## <font color='DeepSkyBlue'>Postprocessing pyWaPOR outputs</font>
After successfully running pyWaPOR, you will get the result in netCDF file format. You can use the **xarray**, **rioxarray** and **geopandas** python packages to postprocess the result, extract the information you may like to include in a report or present the results for non-experts in the format they can easily understand such as maps, tables, etc.    
You can, for example, do the following:
* clip the dataset using a shapefile of your area of interest
* calculate timeseries of the variables for your area of interest
* calculate statistics of the dataset and many more

#### Step 0: Import required packages

In [None]:
import xarray as xr
import rioxarray as rio
import geopandas as gpd
import matplotlib.pyplot as plt
from matplotlib.animation import FuncAnimation
from mpl_toolkits.axes_grid1 import make_axes_locatable
import os

#### Step 1: Read pywapor output

In [None]:
# Set paths

# Kenya
path_et_look_out = r""
path_aoi_shape = r""
out_put_dir = r''

# Create output directory if doesn't exist
if not os.path.exists(out_put_dir):
    os.makedirs(out_put_dir)

# Read the et_look output netCDF file
ds = xr.open_dataset(path_et_look_out, decode_coords="all")
if('time_bins' in ds.dims):
    ds = ds.rename({'time_bins': 'time'})

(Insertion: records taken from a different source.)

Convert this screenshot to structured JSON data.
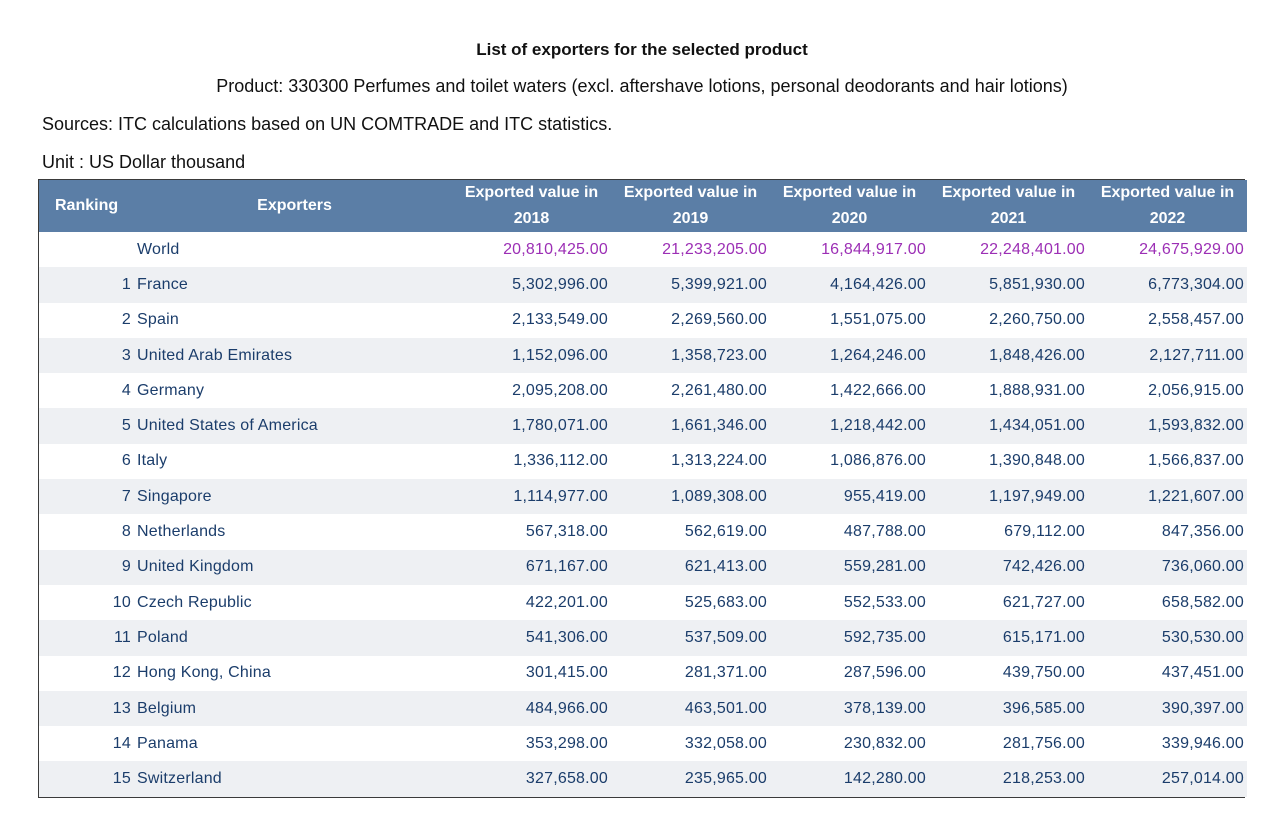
{
  "title": "List of exporters for the selected product",
  "product_line": "Product: 330300 Perfumes and toilet waters (excl. aftershave lotions, personal deodorants and hair lotions)",
  "sources_line": "Sources: ITC calculations based on UN COMTRADE and ITC statistics.",
  "unit_line": "Unit : US Dollar thousand",
  "colors": {
    "header_bg": "#5b7ea6",
    "world_value_color": "#9c2fb5",
    "row_text_color": "#1b3d6b",
    "stripe_bg": "#eef0f3"
  },
  "table": {
    "headers": {
      "ranking": "Ranking",
      "exporters": "Exporters",
      "years": [
        {
          "line1": "Exported value in",
          "line2": "2018"
        },
        {
          "line1": "Exported value in",
          "line2": "2019"
        },
        {
          "line1": "Exported value in",
          "line2": "2020"
        },
        {
          "line1": "Exported value in",
          "line2": "2021"
        },
        {
          "line1": "Exported value in",
          "line2": "2022"
        }
      ]
    },
    "rows": [
      {
        "rank": "",
        "name": "World",
        "values": [
          "20,810,425.00",
          "21,233,205.00",
          "16,844,917.00",
          "22,248,401.00",
          "24,675,929.00"
        ]
      },
      {
        "rank": "1",
        "name": "France",
        "values": [
          "5,302,996.00",
          "5,399,921.00",
          "4,164,426.00",
          "5,851,930.00",
          "6,773,304.00"
        ]
      },
      {
        "rank": "2",
        "name": "Spain",
        "values": [
          "2,133,549.00",
          "2,269,560.00",
          "1,551,075.00",
          "2,260,750.00",
          "2,558,457.00"
        ]
      },
      {
        "rank": "3",
        "name": "United Arab Emirates",
        "values": [
          "1,152,096.00",
          "1,358,723.00",
          "1,264,246.00",
          "1,848,426.00",
          "2,127,711.00"
        ]
      },
      {
        "rank": "4",
        "name": "Germany",
        "values": [
          "2,095,208.00",
          "2,261,480.00",
          "1,422,666.00",
          "1,888,931.00",
          "2,056,915.00"
        ]
      },
      {
        "rank": "5",
        "name": "United States of America",
        "values": [
          "1,780,071.00",
          "1,661,346.00",
          "1,218,442.00",
          "1,434,051.00",
          "1,593,832.00"
        ]
      },
      {
        "rank": "6",
        "name": "Italy",
        "values": [
          "1,336,112.00",
          "1,313,224.00",
          "1,086,876.00",
          "1,390,848.00",
          "1,566,837.00"
        ]
      },
      {
        "rank": "7",
        "name": "Singapore",
        "values": [
          "1,114,977.00",
          "1,089,308.00",
          "955,419.00",
          "1,197,949.00",
          "1,221,607.00"
        ]
      },
      {
        "rank": "8",
        "name": "Netherlands",
        "values": [
          "567,318.00",
          "562,619.00",
          "487,788.00",
          "679,112.00",
          "847,356.00"
        ]
      },
      {
        "rank": "9",
        "name": "United Kingdom",
        "values": [
          "671,167.00",
          "621,413.00",
          "559,281.00",
          "742,426.00",
          "736,060.00"
        ]
      },
      {
        "rank": "10",
        "name": "Czech Republic",
        "values": [
          "422,201.00",
          "525,683.00",
          "552,533.00",
          "621,727.00",
          "658,582.00"
        ]
      },
      {
        "rank": "11",
        "name": "Poland",
        "values": [
          "541,306.00",
          "537,509.00",
          "592,735.00",
          "615,171.00",
          "530,530.00"
        ]
      },
      {
        "rank": "12",
        "name": "Hong Kong, China",
        "values": [
          "301,415.00",
          "281,371.00",
          "287,596.00",
          "439,750.00",
          "437,451.00"
        ]
      },
      {
        "rank": "13",
        "name": "Belgium",
        "values": [
          "484,966.00",
          "463,501.00",
          "378,139.00",
          "396,585.00",
          "390,397.00"
        ]
      },
      {
        "rank": "14",
        "name": "Panama",
        "values": [
          "353,298.00",
          "332,058.00",
          "230,832.00",
          "281,756.00",
          "339,946.00"
        ]
      },
      {
        "rank": "15",
        "name": "Switzerland",
        "values": [
          "327,658.00",
          "235,965.00",
          "142,280.00",
          "218,253.00",
          "257,014.00"
        ]
      }
    ]
  }
}
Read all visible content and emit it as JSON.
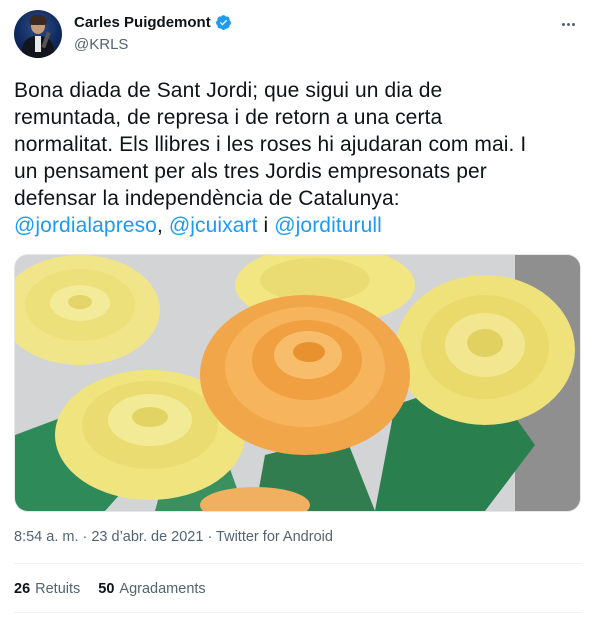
{
  "author": {
    "name": "Carles Puigdemont",
    "handle": "@KRLS",
    "verified_color": "#1d9bf0"
  },
  "tweet": {
    "lines": [
      "Bona diada de Sant Jordi; que sigui un dia de",
      "remuntada, de represa i de retorn a una certa",
      "normalitat. Els llibres i les roses hi ajudaran com mai. I",
      "un pensament per als tres Jordis empresonats per",
      "defensar la independència de Catalunya:"
    ],
    "mentions": [
      "@jordialapreso",
      "@jcuixart",
      "@jorditurull"
    ],
    "separator_1": ", ",
    "separator_2": " i "
  },
  "meta": {
    "text": "8:54 a. m. · 23 d’abr. de 2021 · Twitter for Android"
  },
  "stats": {
    "retweets_count": "26",
    "retweets_label": "Retuits",
    "likes_count": "50",
    "likes_label": "Agradaments"
  },
  "colors": {
    "mention": "#1d9bf0",
    "secondary_text": "#536471",
    "primary_text": "#0f1419"
  },
  "icons": {
    "more": "more-dots-icon",
    "verified": "verified-badge-icon"
  }
}
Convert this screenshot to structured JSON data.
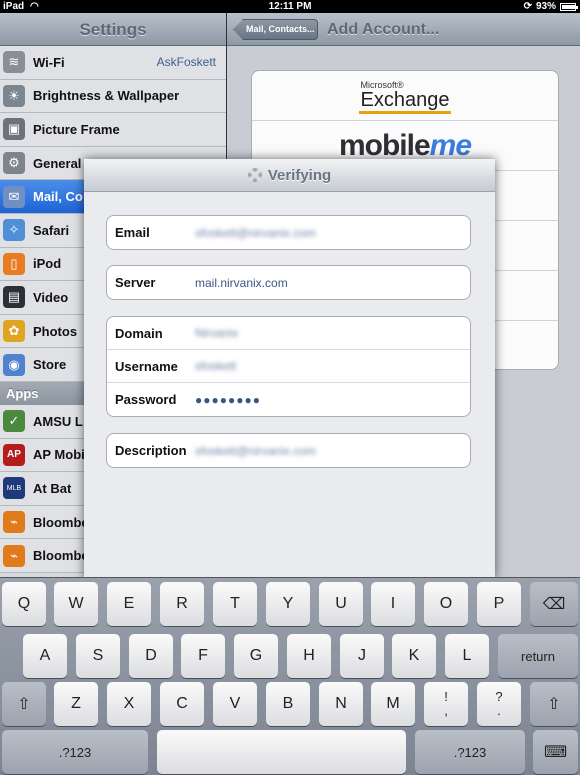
{
  "status": {
    "carrier": "iPad",
    "time": "12:11 PM",
    "battery": "93%",
    "battery_level": 0.93
  },
  "sidebar": {
    "title": "Settings",
    "items": [
      {
        "label": "Wi-Fi",
        "value": "AskFoskett",
        "icon": "wifi-icon",
        "color": "#8a8f96"
      },
      {
        "label": "Brightness & Wallpaper",
        "value": "",
        "icon": "brightness-icon",
        "color": "#7b8790"
      },
      {
        "label": "Picture Frame",
        "value": "",
        "icon": "picture-frame-icon",
        "color": "#6c737c"
      },
      {
        "label": "General",
        "value": "",
        "icon": "gear-icon",
        "color": "#7e848b"
      },
      {
        "label": "Mail, Co",
        "value": "",
        "icon": "mail-icon",
        "color": "#6e90c2"
      },
      {
        "label": "Safari",
        "value": "",
        "icon": "safari-icon",
        "color": "#4e8fd8"
      },
      {
        "label": "iPod",
        "value": "",
        "icon": "ipod-icon",
        "color": "#e77d22"
      },
      {
        "label": "Video",
        "value": "",
        "icon": "video-icon",
        "color": "#2c3036"
      },
      {
        "label": "Photos",
        "value": "",
        "icon": "photos-icon",
        "color": "#e0a421"
      },
      {
        "label": "Store",
        "value": "",
        "icon": "store-icon",
        "color": "#4f82cf"
      }
    ],
    "apps_header": "Apps",
    "apps": [
      {
        "label": "AMSU L",
        "icon": "amsu-icon",
        "color": "#4b8a3e"
      },
      {
        "label": "AP Mobi",
        "icon": "ap-icon",
        "color": "#b51d1d"
      },
      {
        "label": "At Bat",
        "icon": "mlb-icon",
        "color": "#1e3a7a"
      },
      {
        "label": "Bloombe",
        "icon": "bloomberg-icon",
        "color": "#e07b1c"
      },
      {
        "label": "Bloombe",
        "icon": "bloomberg-icon",
        "color": "#e07b1c"
      }
    ]
  },
  "detail": {
    "back_label": "Mail, Contacts...",
    "title": "Add Account...",
    "accounts": {
      "exchange_ms": "Microsoft®",
      "exchange": "Exchange",
      "mobileme_a": "mobile",
      "mobileme_b": "me"
    }
  },
  "modal": {
    "title": "Verifying",
    "email": {
      "label": "Email",
      "value": "sfoskett@nirvanix.com"
    },
    "server": {
      "label": "Server",
      "value": "mail.nirvanix.com"
    },
    "domain": {
      "label": "Domain",
      "value": "Nirvanix"
    },
    "username": {
      "label": "Username",
      "value": "sfoskett"
    },
    "password": {
      "label": "Password",
      "value": "●●●●●●●●"
    },
    "description": {
      "label": "Description",
      "value": "sfoskett@nirvanix.com"
    }
  },
  "keyboard": {
    "row1": [
      "Q",
      "W",
      "E",
      "R",
      "T",
      "Y",
      "U",
      "I",
      "O",
      "P"
    ],
    "row2": [
      "A",
      "S",
      "D",
      "F",
      "G",
      "H",
      "J",
      "K",
      "L"
    ],
    "row3": [
      "Z",
      "X",
      "C",
      "V",
      "B",
      "N",
      "M"
    ],
    "return": "return",
    "numbers": ".?123",
    "punct1": [
      "!",
      ","
    ],
    "punct2": [
      "?",
      "."
    ]
  }
}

# read the shapefile using geopandas
shapefile = gpd.read_file(path_aoi_shape)

# Make sure the dataset has spatial information (crs). The output files have CRS EPSG:4326
ds = ds.rio.write_crs("EPSG:4326")  # Modify with appropriate CRS if needed

# Ensure the shapefile has the same CRS as the dataset
shapefile = shapefile.to_crs(ds.rio.crs)

In [None]:
# Explore the dataset
ds

In [None]:
# plot the aeti for one time step
ds.aeti_24_mm[37].plot()

#### Step 2: Select the data for a season and clip the dataset using the shapefile

In [None]:
#Specify the start and end dates of the season
season = ["2023-05-01", "2023-12-31"] # Kenya

# select the data for the season
dss = ds.sel(time=slice(season[0], season[1]))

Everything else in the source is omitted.